Da Juncker a Stark, i chiacchieroni che hanno mandato in tilt i mercati

In fondo, bastava solo dare un’occhiata all’orologio. Anche distratta, magari. Giusto per accorgersi che mancavano ancora tre quarti d’ora alla chiusura delle Borse. Quanto il tempo di una partita di calcio. Ecco: Herr Jürgen Stark da Gau-Odernheim, colui che voleva essere arbitro dei destini italici, l’economista col pregiudizio incorporato sul Belpaese «tutto pizza e mandolini» e che per questo rideva in faccia a uno statista-galantuomo come Carlo Azeglio Ciampi, avrebbe potuto (e dovuto) aspettare solo 45 minuti prima di fischiare tre volte, urbi et orbi, il proprio congedo dalla Bce. Lasciando così ai mercati un intero un weekend per metabolizzarne la dipartita.
Invece, non l’ha fatto, con le conseguenze a tutti note. Inutile dire che la nostra Consob sospende dalle contrattazioni le società quotate da cui attende comunicazioni importanti, siano esse un aumento di capitale, un’acquisizione, oppure il lancio di un’Opa. Proprio per non alterare il corretto andamento degli scambi. Non serve scomodare Keynes, Ricardo, o qualche Nobel per l’economia: si tratta di un accorgimento elementare, dettato dal senso dell’opportunità.
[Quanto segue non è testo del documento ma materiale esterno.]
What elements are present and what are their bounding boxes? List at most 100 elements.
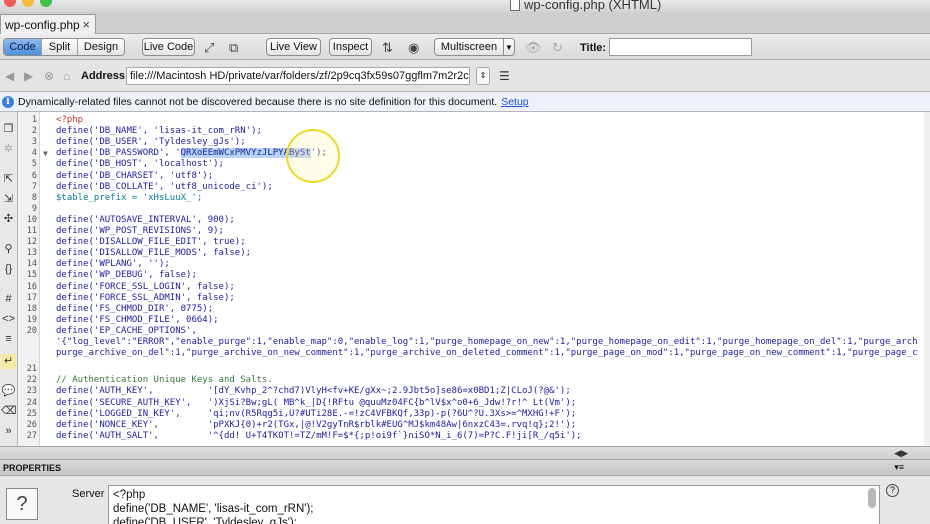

Dote di cui Stark, evidentemente, difetta.
Il vecchio leader radicale Marco Pannella, la cui fascinazione per l’iperbole è nota, offre un’interpretazione pulp: «Pensate a questo eroe tedesco, Jürgen Stark, che di venerdì sera, un po’ prima della chiusura delle Borse, annuncia qualcosa che matematicamente avrebbe avuto conseguenze pesantissime sui mercati di tutto il mondo. Pensate a quante migliaia di miliardi in tre quarti d’ora, il signor Stark sapeva di poter movimentare». Market abuse? Aggiotaggio? Insider trading? Scegliete voi. L’accusa, naturalmente, è gravissima. E, se provata (ma non lo sarà mai), sarebbe un colpo mortale per la credibilità della Bce. Che, a quel punto, potrebbe far coriandoli del codice etico con cui disciplina perfino se un cadeau può essere accettato. Per non parlare delle ripercussioni sulla Germania, per la verità mai troppo tenera con chi sgarra. Ricordate quando l’allora presidente della Bundesbank, Ernst Welteke, fu costretto a dimettersi in fretta e furia per aver trascorso un fine settimana a Berlino ospite della Dresdner Bank?
Dunque, se non si vuol pensar male tenendo il Codice penale in mano, resta un’altra chiave di lettura. Quella, per intenderci, che ci porta dritti al dilettantesco modo di comunicare ai mercati. Le cronache del più recente passato sono stracolme di esternazioni dal timing più sgangherato del ritmo di un batterista sordo. Angela Merkel, per esempio, riuscì a gelare, nello scorso maggio, le Borse annunciando il divieto sulle vendite allo scoperto. E altrettanto fece Moody’s con l’annuncio del possibile taglio del rating dell’Italia. Ma è la crisi greca il vero paradigma dell’insostenibile leggerezza della comunicazione, una gara dove tutti hanno dato del loro peggio. Peschiamo nel mucchio: ecco Mr. Euro, Jean-Claude Juncker, ventilare prima una ristrutturazione soft del debito di Atene e poi spiegare che l’Fmi potrebbe chiudere il rubinetto degli aiuti alla Grecia. Risultato: ruzzolone dei mercati. E che dire di Christine Lagarde, che a un passo dal vertice del Fondo se ne uscì con la frase «Atene rischia la bancarotta»? Conseguenze: i mercati crollarono. Qualche sprovveduto, d’altra parte, la Grecia ce l’ha anche in casa. Tipo la Commissaria Ue alla pesca Maria Damanakis, che sul suo sito arrivò a invocare un ritorno alla dracma. Altra picchiata degli indici. Poi c’è il capitolo dei report, come quello del Fondo monetario internazionale che dipingeva l’Italia come un Paese a rischio debito sovrano.

Seguì rettifica, ma il danno era ormai fatto.
Insomma, mettiamola giù semplice. Per evitare guai, basterebbe riflettere prima di parlare. E guardare l’orologio. Chissà se adesso, in ricordo della sua (burrascosa) militanza, l’Eurotower ne regalerà uno a Stark.